The Fed’s proposed rules, which would guide banks with more than $100 billion in assets to incorporate climate-related financial risks into their planning, were approved for public comment by the central bank’s board of governors in a 6-1 vote.
The financial impacts of climate change, the Fed wrote, “pose an emerging risk to the safety and soundness of banking organizations and the financial stability of the United States. Banking organizations are likely to be affected by both the physical risks and transition risks associated with climate change.”
“For example, chronic flooding or wildfires may pose a risk to the value of the collateral that a banking organization has taken as security against its loans,” the Fed wrote. “Technological innovations in the production, storage and transport of energy could decrease the value of assets dependent on older technologies, resulting in mark-to-market losses on a banking organization’s trading portfolios or reduced cash flow of certain borrowers.”
The Fed's plan would mandate big banks’ consideration of climate-related financial risks in their audits, risk management plans and liquidity buffers.

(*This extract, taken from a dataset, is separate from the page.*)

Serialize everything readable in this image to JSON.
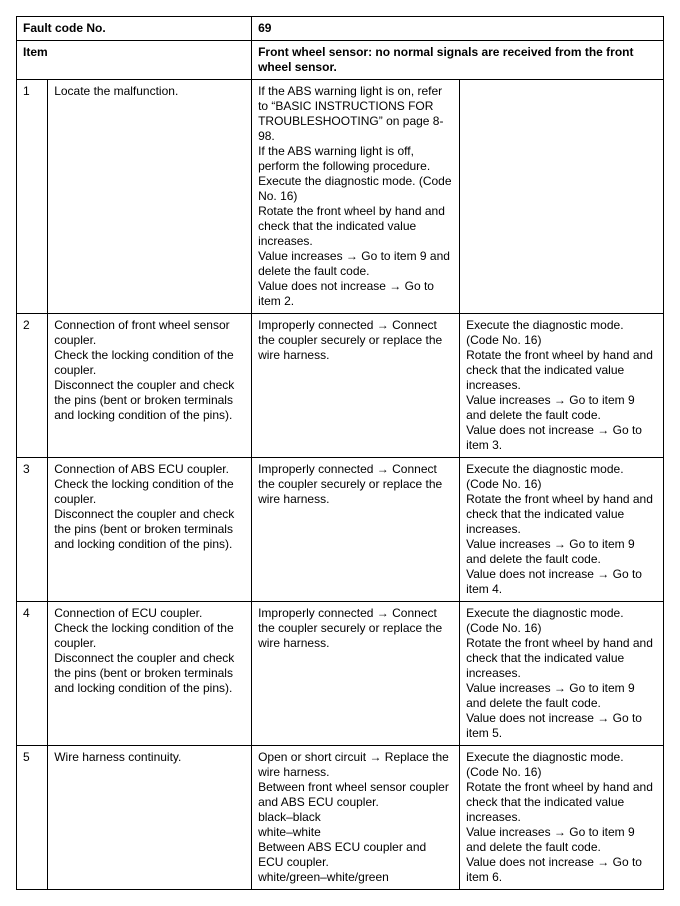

Additionally, it would require banks to engage in climate-related scenario analysis, defined as exercises that assess how changes in the economy, changes in the financial system, or physical hazards resulting from climate change impact the financial institution.
Fed Gov. Christopher Waller, a Republican, was the sole dissenter.
"Climate change is real, but I disagree with the premise that it poses a serious risk to the safety and soundness of large banks and the financial stability of the United States,” he said in a statement published alongside the proposed rules. “The Federal Reserve conducts regular stress tests on large banks that impose extremely severe macroeconomic shocks and they show that the banks are resilient."
Another of the central bank board’s Republicans, Gov. Michelle Bowman, voted in favor of the plan but also released a statement indicating her reservations and that the board should consider "the costs and benefits of any new expectations."
“The Board has long expected financial institutions to meet robust risk management standards … The new principles contemplate additional obligations on firms to monitor and measure a broader set of climate-related risks, over indefinite time horizons,” she wrote. “While I support seeking public comment, this vote does not indicate my support for the finalization of this guidance.”
The proposal will be open for public comment for 60 days.